En la celebración participaron, entre otros, el Arzobispo metropolitano de Częstochowa, Mons. Wacław DEPO, y el Ministro de la Provincia de San Antonio y del Beato Jacobo de Strepa en Polonia [Cracovia], Fray Mariusz KOZIOŁ. También estuvo presente Fray Zdzisław GOGOLA, quien hace 35 años, siendo Ministro provincial, había participado en la erección del Santuario, junto con los franciscanos originarios de Radomsko, Fray Andrzej ZBROJA y Fray Włodzimierz STAROSTECKI. A las celebraciones se sumaron también varios sacerdotes diocesanos y numerosos devotos de la Virgen.
Antes de la Santa Misa fue bendecida, en el atrio de la iglesia, una nueva campana que sustituyó a la confiscada por las autoridades austrohúngaras hace más de 150 años. «A partir de ahora, con su voz marcará el tiempo de nuestra vida, nos invitará al encuentro con Dios y nos acompañará en los momentos de alegría y de duelo», se recordó a los fieles durante la ceremonia. También fue bendecida una placa conmemorativa de la elevación de la iglesia franciscana a la categoría de Santuario de la Santísima Virgen María de los Dolores.
En el decreto promulgado hace 35 años, el entonces Obispo de Częstochowa, Mons. Stanisław NOWAK, explicaba que, al tomar esta decisión, había tenido en cuenta el «culto a la Virgen de los Dolores, presente desde hacía tiempo en la iglesia de la Exaltación de la Santa Cruz y que se había intensificado en los últimos años gracias a las peregrinaciones de los enfermos de la ciudad y a las diversas iniciativas pastorales de los custodios de esta iglesia —los Padres Franciscanos Conventuales—, entre ellas la preparación de la llamada Via Matris de los Siete Dolores de la Santísima Virgen María».

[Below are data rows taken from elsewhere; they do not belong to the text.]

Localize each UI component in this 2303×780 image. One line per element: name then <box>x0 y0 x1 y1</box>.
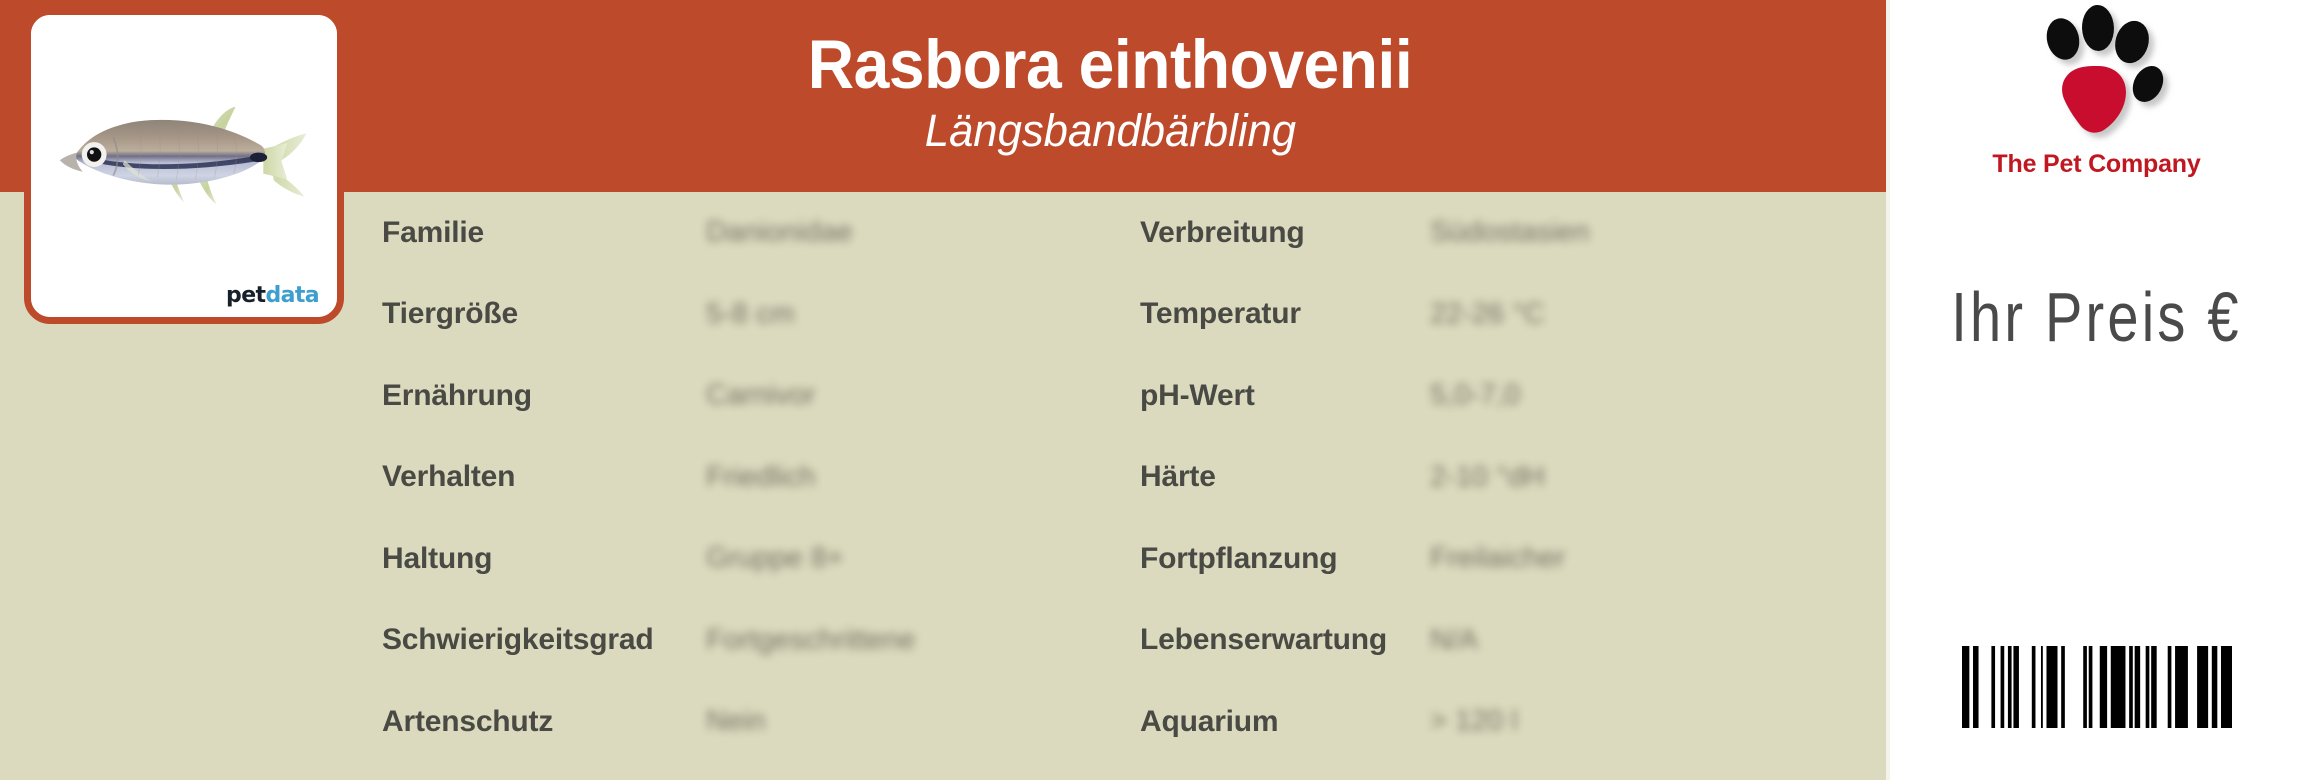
attribute-row: Fortpflanzung Freilaicher <box>1140 518 1890 600</box>
attribute-label: Tiergröße <box>382 297 706 331</box>
species-photo-card: petdata <box>24 8 344 324</box>
paw-print-icon <box>2012 4 2182 154</box>
barcode <box>1890 646 2303 728</box>
attribute-label: Fortpflanzung <box>1140 542 1430 576</box>
page-title: Rasbora einthovenii <box>808 30 1412 100</box>
attribute-value: N/A <box>1430 624 1478 657</box>
attribute-label: Ernährung <box>382 379 706 413</box>
common-name-subtitle: Längsbandbärbling <box>924 106 1295 156</box>
petdata-watermark: petdata <box>226 285 319 307</box>
attribute-column-left: Familie Danionidae Tiergröße 5-8 cm Ernä… <box>382 192 1142 780</box>
attribute-label: Temperatur <box>1140 297 1430 331</box>
attribute-row: Schwierigkeitsgrad Fortgeschrittene <box>382 600 1142 682</box>
attribute-column-right: Verbreitung Südostasien Temperatur 22-26… <box>1140 192 1890 780</box>
attribute-row: Verbreitung Südostasien <box>1140 192 1890 274</box>
attribute-value: Südostasien <box>1430 216 1590 249</box>
attribute-value: 2-10 °dH <box>1430 461 1545 494</box>
attribute-row: Haltung Gruppe 8+ <box>382 518 1142 600</box>
attribute-value: Danionidae <box>706 216 853 249</box>
attribute-label: pH-Wert <box>1140 379 1430 413</box>
attribute-value: 22-26 °C <box>1430 298 1545 331</box>
attribute-label: Artenschutz <box>382 705 706 739</box>
attribute-row: Verhalten Friedlich <box>382 437 1142 519</box>
brand-block: The Pet Company <box>1890 4 2303 214</box>
attribute-label: Aquarium <box>1140 705 1430 739</box>
attribute-value: Gruppe 8+ <box>706 542 844 575</box>
attribute-label: Härte <box>1140 460 1430 494</box>
petdata-watermark-pet: pet <box>226 283 265 308</box>
attribute-value: Freilaicher <box>1430 542 1565 575</box>
attribute-value: Fortgeschrittene <box>706 624 916 657</box>
attribute-row: Artenschutz Nein <box>382 681 1142 763</box>
header-text-block: Rasbora einthovenii Längsbandbärbling <box>330 0 1890 192</box>
attribute-value: Carnivor <box>706 379 816 412</box>
price-label: Ihr Preis € <box>1931 282 2261 352</box>
barcode-image <box>1962 646 2232 728</box>
attribute-row: Ernährung Carnivor <box>382 355 1142 437</box>
attribute-label: Familie <box>382 216 706 250</box>
attribute-value: 5-8 cm <box>706 298 795 331</box>
attribute-row: Aquarium > 120 l <box>1140 681 1890 763</box>
attribute-row: Temperatur 22-26 °C <box>1140 274 1890 356</box>
attribute-value: > 120 l <box>1430 705 1518 738</box>
attribute-value: 5,0-7,0 <box>1430 379 1520 412</box>
brand-name: The Pet Company <box>1992 150 2200 179</box>
attribute-row: Tiergröße 5-8 cm <box>382 274 1142 356</box>
fish-photo-image <box>31 15 337 317</box>
attribute-row: Familie Danionidae <box>382 192 1142 274</box>
attribute-label: Schwierigkeitsgrad <box>382 623 706 657</box>
attribute-row: Härte 2-10 °dH <box>1140 437 1890 519</box>
attribute-row: Lebenserwartung N/A <box>1140 600 1890 682</box>
petdata-watermark-data: data <box>265 283 319 308</box>
pet-shop-species-label: Rasbora einthovenii Längsbandbärbling Fa… <box>0 0 2303 780</box>
attribute-value: Nein <box>706 705 766 738</box>
attribute-label: Verhalten <box>382 460 706 494</box>
attribute-label: Lebenserwartung <box>1140 623 1430 657</box>
attribute-label: Haltung <box>382 542 706 576</box>
attribute-label: Verbreitung <box>1140 216 1430 250</box>
price-panel: The Pet Company Ihr Preis € <box>1890 0 2303 780</box>
attribute-value: Friedlich <box>706 461 816 494</box>
attribute-row: pH-Wert 5,0-7,0 <box>1140 355 1890 437</box>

El actual custodio del Santuario, Fray Dariusz SOWA, destacó la unidad de la comunidad y la buena colaboración entre todos. Por su parte, el Ministro provincial subrayó la dimensión espiritual de este lugar: «Ésta es nuestra fiesta común. Junto a la Virgen de los Dolores aprendemos a creer, a amar y a sobrellevar las pruebas más grandes y difíciles de nuestra vida». Agradeció además a los Hermanos que han contribuido a escribir la historia de este lugar, tanto a quienes dieron origen al Santuario como a quienes hoy prestan allí su servicio. Deseó después a los Hermanos que, siguiendo el ejemplo de María, anuncien la bondad de Dios y den testimonio con su propia vida de las grandes obras que Él ha realizado. Finalmente, encomendó a todos los presentes a la protección de María Santísima de los Dolores.
Las celebraciones jubilares concluyeron a las 21:00 h con la tradicional plegaria mariana cantada en comunidad.